A total of 15 have been committed. Those discharged to self are those where it was felt either they are not a drug user sufficiently within the meaning of the act to justify their commitment; in other words, we are guided by the United States attorney's office in this.

He lets us know that he does not think, or our letter of findings is not sufficient to support a civil commitment act and I think he is on somewhat the conservative side in not prosecuting cases where there

may be a great deal of controversy at least in the beginnings of the act. Mr. MITLER. I have no further questions.

Chairman KEFAUVER. This first line, discharges to self. You started this operation of putting the act into effect in September and it seems that in the same month that you just discharged 9 people to themselves and in the second month you discharged 14, that would indicate that they did not get very much treatment.

Dr. SCHULTZ. That's right; they don't.

Chairman KEFAUVER. Do you think they were cured of the addiction in the short time or there is a legal technicality where the district attorney didn't think he could sustain the commitment?

Dr.
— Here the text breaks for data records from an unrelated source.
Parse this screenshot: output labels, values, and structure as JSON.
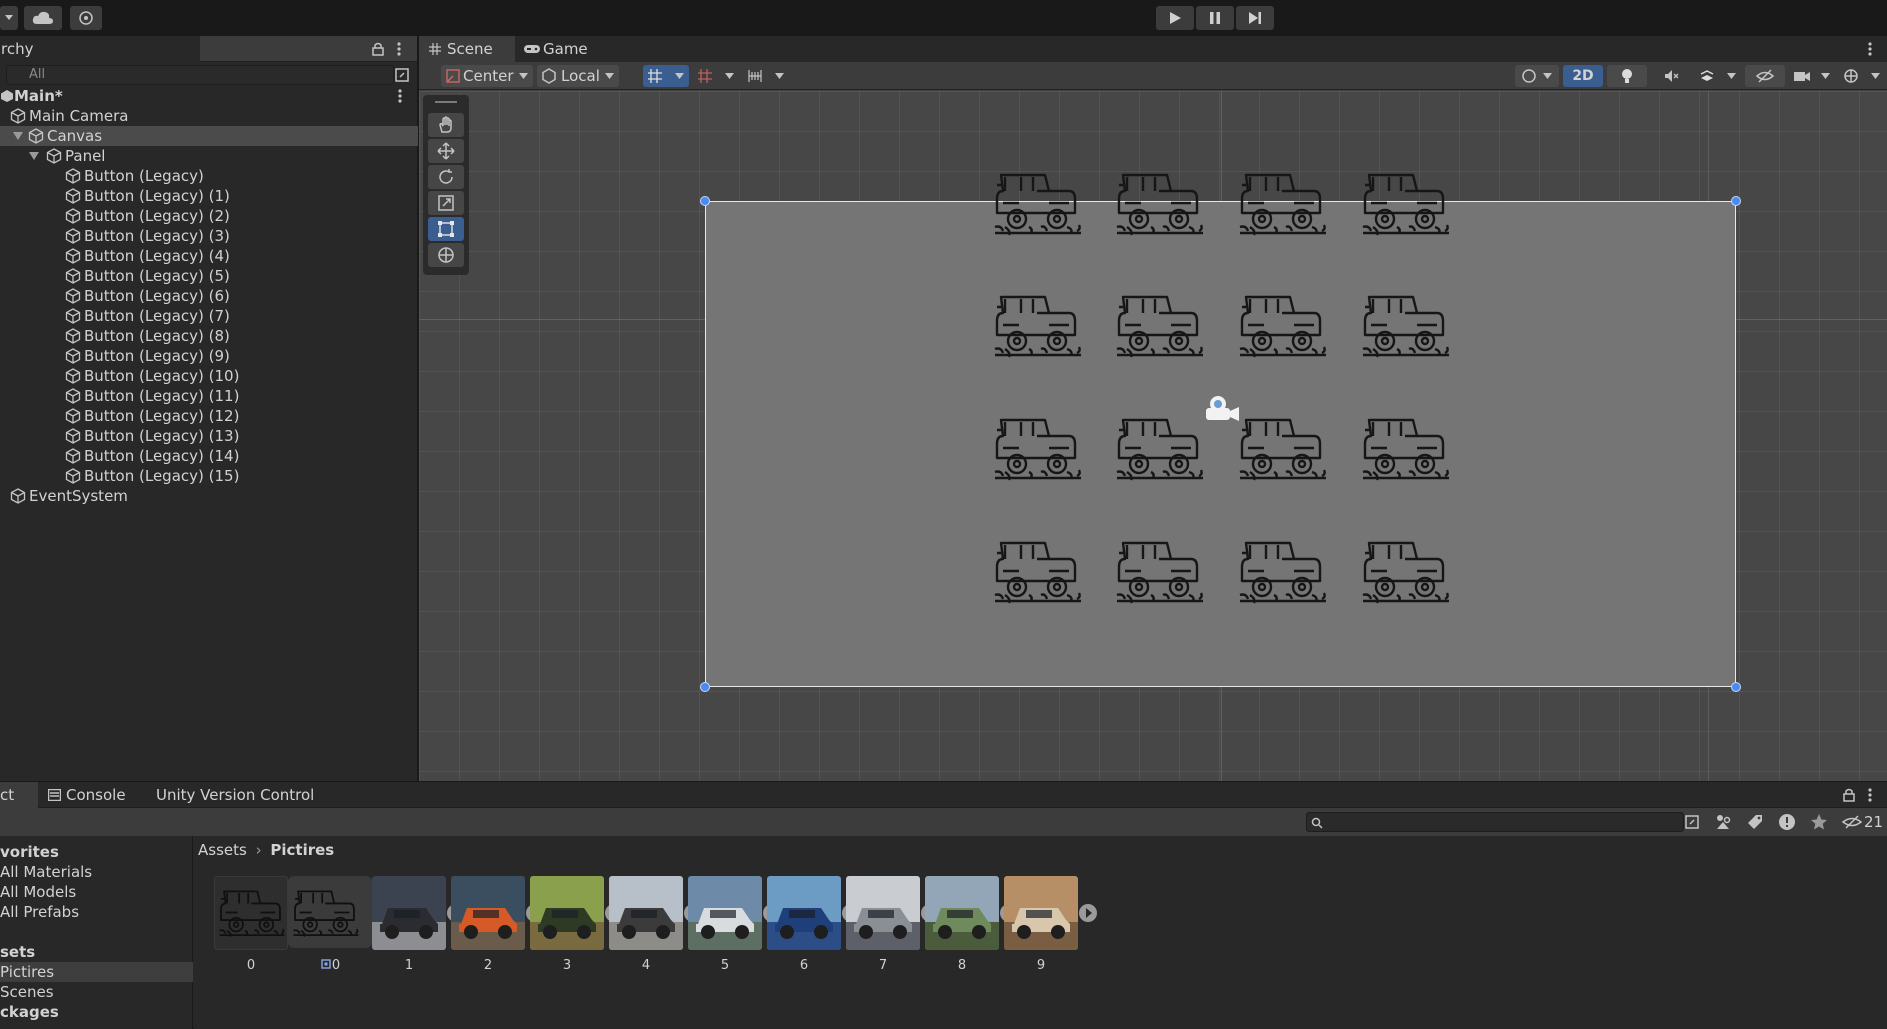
{
  "toolbar": {
    "play_icon": "play-icon",
    "pause_icon": "pause-icon",
    "step_icon": "step-icon"
  },
  "hierarchy": {
    "tab_label": "rchy",
    "search_placeholder": "All",
    "scene_name": "Main*",
    "items": [
      {
        "label": "Main Camera",
        "depth": 1,
        "selected": false,
        "expand": "none"
      },
      {
        "label": "Canvas",
        "depth": 1,
        "selected": true,
        "expand": "open"
      },
      {
        "label": "Panel",
        "depth": 2,
        "selected": false,
        "expand": "open"
      },
      {
        "label": "Button (Legacy)",
        "depth": 3
      },
      {
        "label": "Button (Legacy) (1)",
        "depth": 3
      },
      {
        "label": "Button (Legacy) (2)",
        "depth": 3
      },
      {
        "label": "Button (Legacy) (3)",
        "depth": 3
      },
      {
        "label": "Button (Legacy) (4)",
        "depth": 3
      },
      {
        "label": "Button (Legacy) (5)",
        "depth": 3
      },
      {
        "label": "Button (Legacy) (6)",
        "depth": 3
      },
      {
        "label": "Button (Legacy) (7)",
        "depth": 3
      },
      {
        "label": "Button (Legacy) (8)",
        "depth": 3
      },
      {
        "label": "Button (Legacy) (9)",
        "depth": 3
      },
      {
        "label": "Button (Legacy) (10)",
        "depth": 3
      },
      {
        "label": "Button (Legacy) (11)",
        "depth": 3
      },
      {
        "label": "Button (Legacy) (12)",
        "depth": 3
      },
      {
        "label": "Button (Legacy) (13)",
        "depth": 3
      },
      {
        "label": "Button (Legacy) (14)",
        "depth": 3
      },
      {
        "label": "Button (Legacy) (15)",
        "depth": 3
      },
      {
        "label": "EventSystem",
        "depth": 1
      }
    ]
  },
  "scene": {
    "tabs": [
      {
        "label": "Scene",
        "icon": "grid-icon"
      },
      {
        "label": "Game",
        "icon": "gamepad-icon"
      }
    ],
    "pivot_label": "Center",
    "space_label": "Local",
    "mode_2d_label": "2D"
  },
  "project": {
    "tabs": [
      {
        "label": "ct"
      },
      {
        "label": "Console"
      },
      {
        "label": "Unity Version Control"
      }
    ],
    "hidden_count": "21",
    "tree": [
      {
        "label": "vorites",
        "bold": true
      },
      {
        "label": "All Materials"
      },
      {
        "label": "All Models"
      },
      {
        "label": "All Prefabs"
      },
      {
        "label": "",
        "spacer": true
      },
      {
        "label": "sets",
        "bold": true
      },
      {
        "label": "Pictires",
        "selected": true
      },
      {
        "label": "Scenes"
      },
      {
        "label": "ckages",
        "bold": true
      }
    ],
    "breadcrumb": {
      "root": "Assets",
      "current": "Pictires"
    },
    "assets": [
      {
        "label": "0",
        "kind": "icon"
      },
      {
        "label": "0",
        "kind": "icon-selected"
      },
      {
        "label": "1",
        "kind": "photo",
        "colors": [
          "#3b4250",
          "#2b2c31",
          "#8c8e92"
        ]
      },
      {
        "label": "2",
        "kind": "photo",
        "colors": [
          "#3b4e60",
          "#d65a28",
          "#6b5b4a"
        ]
      },
      {
        "label": "3",
        "kind": "photo",
        "colors": [
          "#8aa04c",
          "#2f3a25",
          "#7a6a40"
        ]
      },
      {
        "label": "4",
        "kind": "photo",
        "colors": [
          "#b7c0c9",
          "#3b3b3b",
          "#8d8c88"
        ]
      },
      {
        "label": "5",
        "kind": "photo",
        "colors": [
          "#6d8aa8",
          "#d8dcde",
          "#5d6e62"
        ]
      },
      {
        "label": "6",
        "kind": "photo",
        "colors": [
          "#6c9bc4",
          "#1f3f7a",
          "#2c4d86"
        ]
      },
      {
        "label": "7",
        "kind": "photo",
        "colors": [
          "#c9ccd0",
          "#8a8f96",
          "#5d6068"
        ]
      },
      {
        "label": "8",
        "kind": "photo",
        "colors": [
          "#93a6b8",
          "#6f8a5c",
          "#4b5c3c"
        ]
      },
      {
        "label": "9",
        "kind": "photo",
        "colors": [
          "#b78f66",
          "#d8c7ad",
          "#7a5e43"
        ]
      }
    ]
  }
}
SCHULZ. I think it is about half of each perhaps, that the first half consists of those that were sufficiently periodic in their use of durgs and used drugs in small amounts and could not be declared a drug user and the other half would be those where the United States attorney did not feel he had sufficient legal material.

Chairman KEFAUVER. These discharged to themselves, do they have to continue to report for any length of time?
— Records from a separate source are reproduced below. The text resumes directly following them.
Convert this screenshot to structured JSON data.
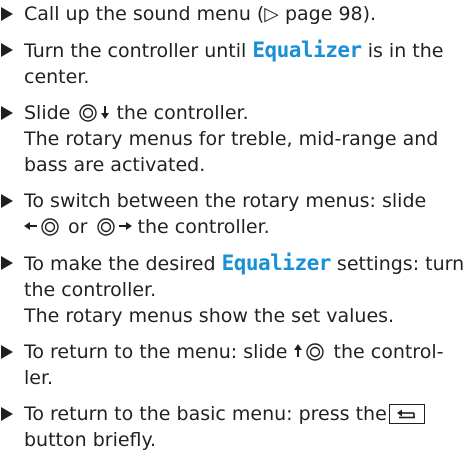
{
  "steps": [
    {
      "lines": [
        "Call up the sound menu (▷ page 98)."
      ]
    },
    {
      "line1_pre": "Turn the controller until ",
      "line1_hl": "Equalizer",
      "line1_post": " is in the",
      "line2": "center."
    },
    {
      "line1_pre": "Slide ",
      "line1_post": " the controller.",
      "line2": "The rotary menus for treble, mid-range and",
      "line3": "bass are activated."
    },
    {
      "line1": "To switch between the rotary menus: slide",
      "line2_mid": " or ",
      "line2_post": " the controller."
    },
    {
      "line1_pre": "To make the desired ",
      "line1_hl": "Equalizer",
      "line1_post": " settings: turn",
      "line2": "the controller.",
      "line3": "The rotary menus show the set values."
    },
    {
      "line1_pre": "To return to the menu: slide ",
      "line1_post": " the control-",
      "line2": "ler."
    },
    {
      "line1": "To return to the basic menu: press the",
      "line2": "button briefly."
    }
  ],
  "icons": {
    "bullet": "triangle-right-bullet",
    "controller": "controller-icon",
    "slide_down": "arrow-down-icon",
    "slide_up": "arrow-up-icon",
    "slide_left": "arrow-left-icon",
    "slide_right": "arrow-right-icon",
    "back_button": "back-button-icon"
  },
  "colors": {
    "text": "#231f20",
    "highlight": "#1a8fd6"
  }
}
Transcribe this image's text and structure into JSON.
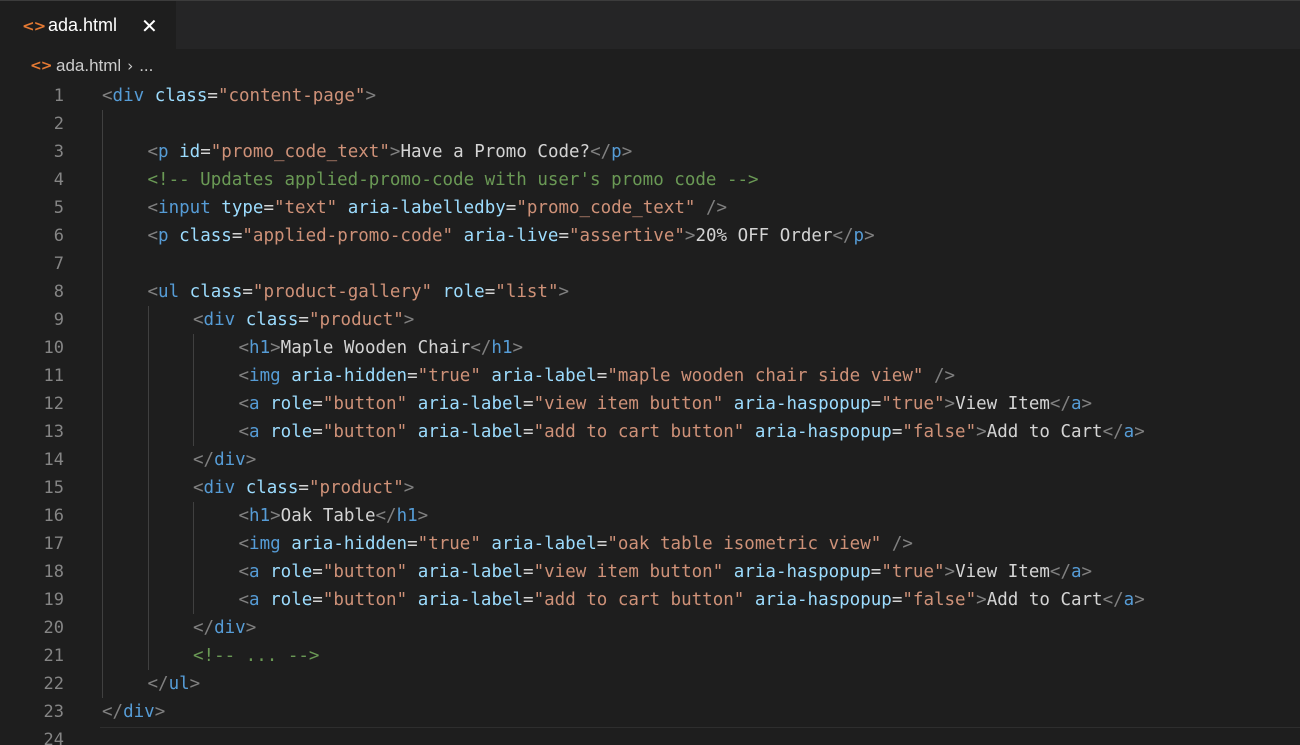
{
  "tab": {
    "icon": "html-file-icon",
    "label": "ada.html",
    "close": "✕"
  },
  "breadcrumb": {
    "icon": "html-file-icon",
    "file": "ada.html",
    "separator": "›",
    "more": "..."
  },
  "colors": {
    "tag": "#569cd6",
    "bracket": "#808080",
    "attribute": "#9cdcfe",
    "string": "#ce9178",
    "text": "#d4d4d4",
    "comment": "#6a9955",
    "line_number": "#858585",
    "icon_accent": "#e37933"
  },
  "lines": [
    {
      "n": "1",
      "indent": 0,
      "tokens": [
        [
          "b",
          "<"
        ],
        [
          "t",
          "div"
        ],
        [
          "x",
          " "
        ],
        [
          "a",
          "class"
        ],
        [
          "e",
          "="
        ],
        [
          "s",
          "\"content-page\""
        ],
        [
          "b",
          ">"
        ]
      ]
    },
    {
      "n": "2",
      "indent": 0,
      "tokens": []
    },
    {
      "n": "3",
      "indent": 1,
      "tokens": [
        [
          "b",
          "<"
        ],
        [
          "t",
          "p"
        ],
        [
          "x",
          " "
        ],
        [
          "a",
          "id"
        ],
        [
          "e",
          "="
        ],
        [
          "s",
          "\"promo_code_text\""
        ],
        [
          "b",
          ">"
        ],
        [
          "x",
          "Have a Promo Code?"
        ],
        [
          "b",
          "</"
        ],
        [
          "t",
          "p"
        ],
        [
          "b",
          ">"
        ]
      ]
    },
    {
      "n": "4",
      "indent": 1,
      "tokens": [
        [
          "c",
          "<!-- Updates applied-promo-code with user's promo code -->"
        ]
      ]
    },
    {
      "n": "5",
      "indent": 1,
      "tokens": [
        [
          "b",
          "<"
        ],
        [
          "t",
          "input"
        ],
        [
          "x",
          " "
        ],
        [
          "a",
          "type"
        ],
        [
          "e",
          "="
        ],
        [
          "s",
          "\"text\""
        ],
        [
          "x",
          " "
        ],
        [
          "a",
          "aria-labelledby"
        ],
        [
          "e",
          "="
        ],
        [
          "s",
          "\"promo_code_text\""
        ],
        [
          "x",
          " "
        ],
        [
          "b",
          "/>"
        ]
      ]
    },
    {
      "n": "6",
      "indent": 1,
      "tokens": [
        [
          "b",
          "<"
        ],
        [
          "t",
          "p"
        ],
        [
          "x",
          " "
        ],
        [
          "a",
          "class"
        ],
        [
          "e",
          "="
        ],
        [
          "s",
          "\"applied-promo-code\""
        ],
        [
          "x",
          " "
        ],
        [
          "a",
          "aria-live"
        ],
        [
          "e",
          "="
        ],
        [
          "s",
          "\"assertive\""
        ],
        [
          "b",
          ">"
        ],
        [
          "x",
          "20% OFF Order"
        ],
        [
          "b",
          "</"
        ],
        [
          "t",
          "p"
        ],
        [
          "b",
          ">"
        ]
      ]
    },
    {
      "n": "7",
      "indent": 0,
      "tokens": []
    },
    {
      "n": "8",
      "indent": 1,
      "tokens": [
        [
          "b",
          "<"
        ],
        [
          "t",
          "ul"
        ],
        [
          "x",
          " "
        ],
        [
          "a",
          "class"
        ],
        [
          "e",
          "="
        ],
        [
          "s",
          "\"product-gallery\""
        ],
        [
          "x",
          " "
        ],
        [
          "a",
          "role"
        ],
        [
          "e",
          "="
        ],
        [
          "s",
          "\"list\""
        ],
        [
          "b",
          ">"
        ]
      ]
    },
    {
      "n": "9",
      "indent": 2,
      "tokens": [
        [
          "b",
          "<"
        ],
        [
          "t",
          "div"
        ],
        [
          "x",
          " "
        ],
        [
          "a",
          "class"
        ],
        [
          "e",
          "="
        ],
        [
          "s",
          "\"product\""
        ],
        [
          "b",
          ">"
        ]
      ]
    },
    {
      "n": "10",
      "indent": 3,
      "tokens": [
        [
          "b",
          "<"
        ],
        [
          "t",
          "h1"
        ],
        [
          "b",
          ">"
        ],
        [
          "x",
          "Maple Wooden Chair"
        ],
        [
          "b",
          "</"
        ],
        [
          "t",
          "h1"
        ],
        [
          "b",
          ">"
        ]
      ]
    },
    {
      "n": "11",
      "indent": 3,
      "tokens": [
        [
          "b",
          "<"
        ],
        [
          "t",
          "img"
        ],
        [
          "x",
          " "
        ],
        [
          "a",
          "aria-hidden"
        ],
        [
          "e",
          "="
        ],
        [
          "s",
          "\"true\""
        ],
        [
          "x",
          " "
        ],
        [
          "a",
          "aria-label"
        ],
        [
          "e",
          "="
        ],
        [
          "s",
          "\"maple wooden chair side view\""
        ],
        [
          "x",
          " "
        ],
        [
          "b",
          "/>"
        ]
      ]
    },
    {
      "n": "12",
      "indent": 3,
      "tokens": [
        [
          "b",
          "<"
        ],
        [
          "t",
          "a"
        ],
        [
          "x",
          " "
        ],
        [
          "a",
          "role"
        ],
        [
          "e",
          "="
        ],
        [
          "s",
          "\"button\""
        ],
        [
          "x",
          " "
        ],
        [
          "a",
          "aria-label"
        ],
        [
          "e",
          "="
        ],
        [
          "s",
          "\"view item button\""
        ],
        [
          "x",
          " "
        ],
        [
          "a",
          "aria-haspopup"
        ],
        [
          "e",
          "="
        ],
        [
          "s",
          "\"true\""
        ],
        [
          "b",
          ">"
        ],
        [
          "x",
          "View Item"
        ],
        [
          "b",
          "</"
        ],
        [
          "t",
          "a"
        ],
        [
          "b",
          ">"
        ]
      ]
    },
    {
      "n": "13",
      "indent": 3,
      "tokens": [
        [
          "b",
          "<"
        ],
        [
          "t",
          "a"
        ],
        [
          "x",
          " "
        ],
        [
          "a",
          "role"
        ],
        [
          "e",
          "="
        ],
        [
          "s",
          "\"button\""
        ],
        [
          "x",
          " "
        ],
        [
          "a",
          "aria-label"
        ],
        [
          "e",
          "="
        ],
        [
          "s",
          "\"add to cart button\""
        ],
        [
          "x",
          " "
        ],
        [
          "a",
          "aria-haspopup"
        ],
        [
          "e",
          "="
        ],
        [
          "s",
          "\"false\""
        ],
        [
          "b",
          ">"
        ],
        [
          "x",
          "Add to Cart"
        ],
        [
          "b",
          "</"
        ],
        [
          "t",
          "a"
        ],
        [
          "b",
          ">"
        ]
      ]
    },
    {
      "n": "14",
      "indent": 2,
      "tokens": [
        [
          "b",
          "</"
        ],
        [
          "t",
          "div"
        ],
        [
          "b",
          ">"
        ]
      ]
    },
    {
      "n": "15",
      "indent": 2,
      "tokens": [
        [
          "b",
          "<"
        ],
        [
          "t",
          "div"
        ],
        [
          "x",
          " "
        ],
        [
          "a",
          "class"
        ],
        [
          "e",
          "="
        ],
        [
          "s",
          "\"product\""
        ],
        [
          "b",
          ">"
        ]
      ]
    },
    {
      "n": "16",
      "indent": 3,
      "tokens": [
        [
          "b",
          "<"
        ],
        [
          "t",
          "h1"
        ],
        [
          "b",
          ">"
        ],
        [
          "x",
          "Oak Table"
        ],
        [
          "b",
          "</"
        ],
        [
          "t",
          "h1"
        ],
        [
          "b",
          ">"
        ]
      ]
    },
    {
      "n": "17",
      "indent": 3,
      "tokens": [
        [
          "b",
          "<"
        ],
        [
          "t",
          "img"
        ],
        [
          "x",
          " "
        ],
        [
          "a",
          "aria-hidden"
        ],
        [
          "e",
          "="
        ],
        [
          "s",
          "\"true\""
        ],
        [
          "x",
          " "
        ],
        [
          "a",
          "aria-label"
        ],
        [
          "e",
          "="
        ],
        [
          "s",
          "\"oak table isometric view\""
        ],
        [
          "x",
          " "
        ],
        [
          "b",
          "/>"
        ]
      ]
    },
    {
      "n": "18",
      "indent": 3,
      "tokens": [
        [
          "b",
          "<"
        ],
        [
          "t",
          "a"
        ],
        [
          "x",
          " "
        ],
        [
          "a",
          "role"
        ],
        [
          "e",
          "="
        ],
        [
          "s",
          "\"button\""
        ],
        [
          "x",
          " "
        ],
        [
          "a",
          "aria-label"
        ],
        [
          "e",
          "="
        ],
        [
          "s",
          "\"view item button\""
        ],
        [
          "x",
          " "
        ],
        [
          "a",
          "aria-haspopup"
        ],
        [
          "e",
          "="
        ],
        [
          "s",
          "\"true\""
        ],
        [
          "b",
          ">"
        ],
        [
          "x",
          "View Item"
        ],
        [
          "b",
          "</"
        ],
        [
          "t",
          "a"
        ],
        [
          "b",
          ">"
        ]
      ]
    },
    {
      "n": "19",
      "indent": 3,
      "tokens": [
        [
          "b",
          "<"
        ],
        [
          "t",
          "a"
        ],
        [
          "x",
          " "
        ],
        [
          "a",
          "role"
        ],
        [
          "e",
          "="
        ],
        [
          "s",
          "\"button\""
        ],
        [
          "x",
          " "
        ],
        [
          "a",
          "aria-label"
        ],
        [
          "e",
          "="
        ],
        [
          "s",
          "\"add to cart button\""
        ],
        [
          "x",
          " "
        ],
        [
          "a",
          "aria-haspopup"
        ],
        [
          "e",
          "="
        ],
        [
          "s",
          "\"false\""
        ],
        [
          "b",
          ">"
        ],
        [
          "x",
          "Add to Cart"
        ],
        [
          "b",
          "</"
        ],
        [
          "t",
          "a"
        ],
        [
          "b",
          ">"
        ]
      ]
    },
    {
      "n": "20",
      "indent": 2,
      "tokens": [
        [
          "b",
          "</"
        ],
        [
          "t",
          "div"
        ],
        [
          "b",
          ">"
        ]
      ]
    },
    {
      "n": "21",
      "indent": 2,
      "tokens": [
        [
          "c",
          "<!-- ... -->"
        ]
      ]
    },
    {
      "n": "22",
      "indent": 1,
      "tokens": [
        [
          "b",
          "</"
        ],
        [
          "t",
          "ul"
        ],
        [
          "b",
          ">"
        ]
      ]
    },
    {
      "n": "23",
      "indent": 0,
      "tokens": [
        [
          "b",
          "</"
        ],
        [
          "t",
          "div"
        ],
        [
          "b",
          ">"
        ]
      ]
    },
    {
      "n": "24",
      "indent": 0,
      "tokens": []
    }
  ]
}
Mr. SCHULZ. No. Again the difficulty with the act is in part that the hospital to which they are going to be committed and the only treatment facility is presently at Lexington, Ky.

Chairman KEFAUVER. Well, you have a clinic where they could be required to

Dr. SCHULZ. Not under the act. One of the things I spoke about when this act was being considered is the fact that the treatment must be confinement until cured. I think it reads something to that effect "Confined there for rehabilitation until released." In other words, they must be according to the act treated in confinement. It does not provide for any kind of graduated release or partial confinement as is done with mental cases. My feeling would be that we would be in a stronger position presuming a local facility were available to release them 8 o'clock in the morning to go to work and they returned to the hospital at 8 o'clock in the evening, as is done with other mental

cases.

They are only out of the hospital for a specific purpose and for a specific period of time and having accomplished that purpose they return to the confinement of the hospital.

Under this act it would be impossible even if they were under local care. That is the way I read it.

Chairman KEFAUVER. Even if they didn't return to the hospital, might it not be of value if once a day or certain specified times they could return to be interviewed and talked to by a psychologist or a psychiatrist.

Dr. SCHULZ. Yes, indeed; very definitely.

Chairman KEFAUVER. There is no provision for that.

Dr. SCHULZ. No; there seems to be an abrupt transition, confinement until cure and then released to be watched, that is the emphasis. Chairman KEFAUVER. You spoke about after they came back from Lexington they report to a clinic in the District of Columbia. What clinic is that?

Dr. SCHULZ. That is a clinic operated by the Health Department, it is a legal psychiatric service to the courts and that is it has been assigned this followup responsibility.

Chairman KEFAUVER. Why couldn't that clinic do some followup work with those people released directly here?

Dr. SCHULZ. As I undestand it, the act, that could not be made compulsory.

Chairman KEFAUVER. I know you are the chief psychiatrist.

Dr. SCHULZ. As I understand the act I don't think that could be accomplished under it. Perhaps it could. It would be an interpretation that I don't think most people would make.

Chairman KEFAUVER. That would be of some help even if there were just clinical followup.

Dr. SCHULZ. Very definitely; yes.

Mr. MITLER. Suppose on the probation someone does not turn up, as I understand quite a few don't, when they come back, are there teeth in the law that compel them to come in?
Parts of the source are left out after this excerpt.